In [None]:
!sudo apt-get install -y rclone
# 自动配置rclone
config_content = """
[gdrive]
type = drive
scope = drive
team_drive =
token = nothinghere"""
!mkdir -p ~/.config/rclone
with open("/root/.config/rclone/rclone.conf", "w") as f:
  f.write(config_content)

print("Rclone configured successfully!")

In [None]:
# 挂载谷歌盘
# from google.colab import drive
# drive.mount('/content/drive')
!rclone lsd gdrive:
!rclone sync gdrive:VisDrone /content/VisDrone -P
!ls /content/VisDrone
!unzip /content/VisDrone/VisDrone-YOLO.zip -d /content/
print("Unzipping hard negative samples...")
!tar -xzf /content/VisDrone/negative_samples/hard_negatives.tar.gz -C /content/VisDrone-YOLO/
!pip install ultralytics ruamel.yaml

In [None]:
import os
from ruamel.yaml import YAML

# 配置文件路径
yaml_path = '/content/VisDrone-YOLO/data.yaml'

new_train_paths = [
    'train/images',
    'hard_negatives/images'   # 新增的困难负样本
]

yaml = YAML()
yaml.preserve_quotes = True
data = None

print(f"Updating {yaml_path} for training with negative samples...")

with open(yaml_path, 'r') as f:
    data = yaml.load(f)

# 修改 train 字段
# 同时，我们要确保 data.yaml 里的 'path' 字段被正确设置或移除
# YOLOv8 会自动将 data.yaml 的目录作为根路径
if 'path' in data:
    del data['path']
    print("Removed 'path' key to rely on implicit path discovery.")

data['train'] = new_train_paths

# 打印出来确认一下
print("Updated 'train' paths:", data.get('train'))
print("Current 'val' path:", data.get('val')) # 确认 val 路径没被动过

# 写回文件
with open(yaml_path, 'w') as f:
    yaml.dump(data, f)

print("\n--- Content of updated data.yaml ---")
!cat {yaml_path}
print("------------------------------------")
print("data.yaml has been updated successfully!")

In [None]:
# --- 周期性自动备份脚本 ---
# 这个脚本会启动一个后台进程，每隔 1800 秒（30分钟）就自动同步一次
# 即使训练过程中 Colab 崩溃或断开，你也能在 Google Drive 上找到最近一次的备份

import subprocess
import time

# 定义你要同步的源和目标
source_dir = "/content/runs"
destination_dir = "gdrive:VisDrone/training_results_live" # 建议用一个新名字，避免覆盖旧结果

# 启动一个后台的 rclone 同步循环
# 使用 nohup 确保即使你关闭浏览器标签页，后台进程也能继续运行
command = f"nohup sh -c 'while true; do rclone sync {source_dir} {destination_dir} -P; echo \"Sync completed at $(date)\"; sleep 1800; done' > /content/rclone_sync.log 2>&1 &"

# 执行命令
print("Starting periodic background sync to Google Drive every 30 minutes...")
proc = subprocess.Popen(command, shell=True, stdout=subprocess.PIPE, stderr=subprocess.PIPE)
print(f"Background sync process started with PID: {proc.pid}")
print("You can now start your training.

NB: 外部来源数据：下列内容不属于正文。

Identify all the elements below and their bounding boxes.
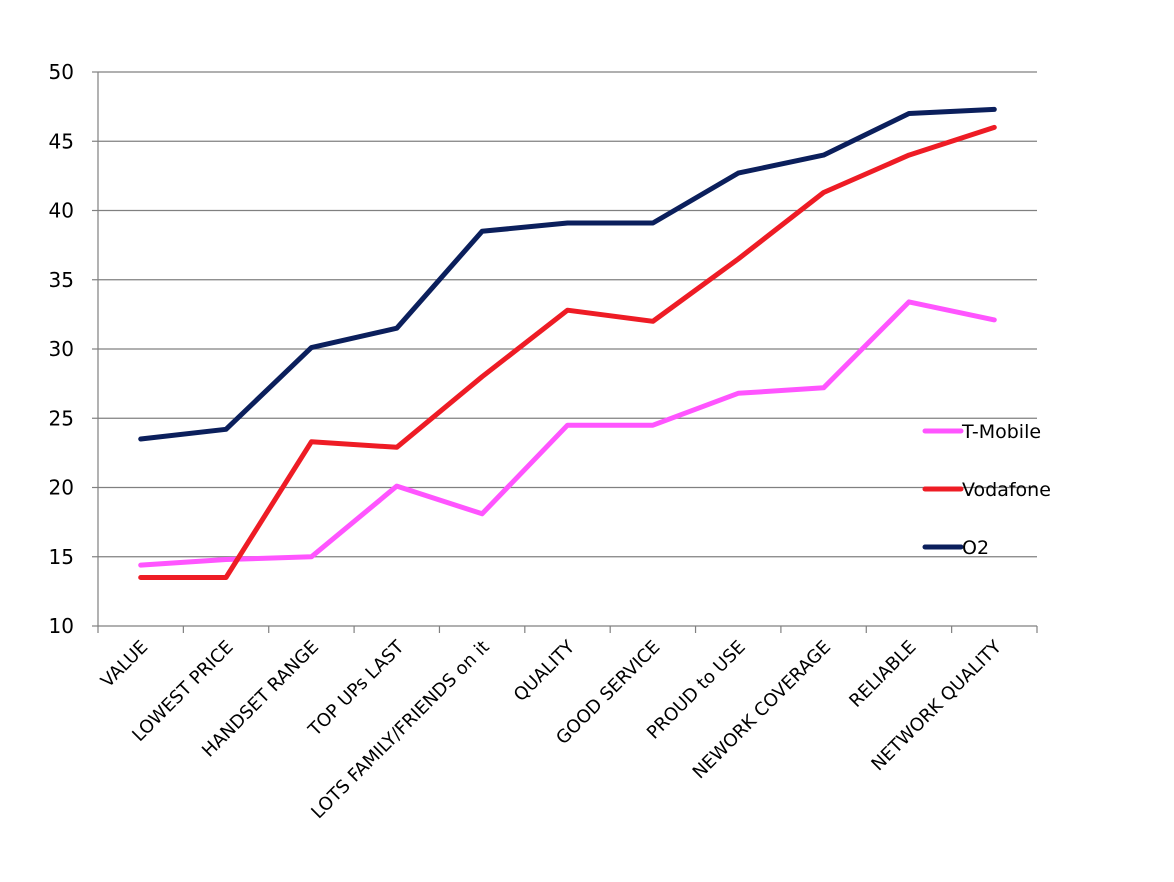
legend-label-t-mobile: T-Mobile — [961, 421, 1041, 443]
series-line-vodafone — [141, 127, 995, 577]
legend-label-vodafone: Vodafone — [962, 479, 1051, 501]
x-tick-label: QUALITY — [510, 636, 580, 706]
x-tick-label: LOTS FAMILY/FRIENDS on it — [307, 637, 493, 823]
y-tick-label: 10 — [49, 614, 74, 638]
y-tick-label: 50 — [49, 60, 74, 84]
x-tick-label: NEWORK COVERAGE — [689, 637, 835, 783]
series-lines — [141, 109, 995, 577]
y-tick-label: 15 — [49, 545, 74, 569]
legend-label-o2: O2 — [962, 537, 989, 559]
y-tick-label: 30 — [49, 337, 74, 361]
y-tick-label: 45 — [49, 129, 74, 153]
axes — [92, 72, 1037, 633]
series-line-t-mobile — [141, 302, 995, 565]
series-line-o2 — [141, 109, 995, 439]
y-tick-label: 35 — [49, 268, 74, 292]
y-tick-label: 25 — [49, 406, 74, 430]
y-axis-tick-labels: 10 15 20 25 30 35 40 45 50 — [49, 60, 74, 638]
legend: T-Mobile Vodafone O2 — [925, 421, 1051, 559]
x-tick-label: VALUE — [97, 637, 152, 692]
x-tick-label: RELIABLE — [845, 637, 920, 712]
y-tick-label: 40 — [49, 199, 74, 223]
y-tick-label: 20 — [49, 476, 74, 500]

Check the log file /content/rclone_sync.log for sync status.")

In [None]:
# !yolo detect train data=/content/VisDrone-YOLO/data.yaml model=yolov8m.pt epochs=85 imgsz=1024 batch=8 name=visdrone_yolov8m_L4_colab workers=4 device=0 half=True
# 给A100用的
!yolo detect train data=/content/VisDrone-YOLO/data.yaml model=yolov8l.pt epochs=90 imgsz=1024 batch=16 name=visdrone_yolov8l_A100_colab workers=8 device=0 half=True

In [None]:
# 训练完成后把结果同步返回给Google Drive
# !mkdir -p /content/drive/MyDrive/VisDrone/training_results/
# !cp -r /content/runs/detect/visdrone_yolov8s_colab_run1 /content/drive/MyDrive/VisDrone/training_results
!rclone sync /content/runs gdrive:VisDrone/training_results -P

In [None]:
# Colab跑完之后同步回本地
# rclone sync gdrive:VisDrone/training_results ~/VisDroneDataset/runs/from_colab -P
# 仅仅作为备份记忆命令用，不要在colab跑这个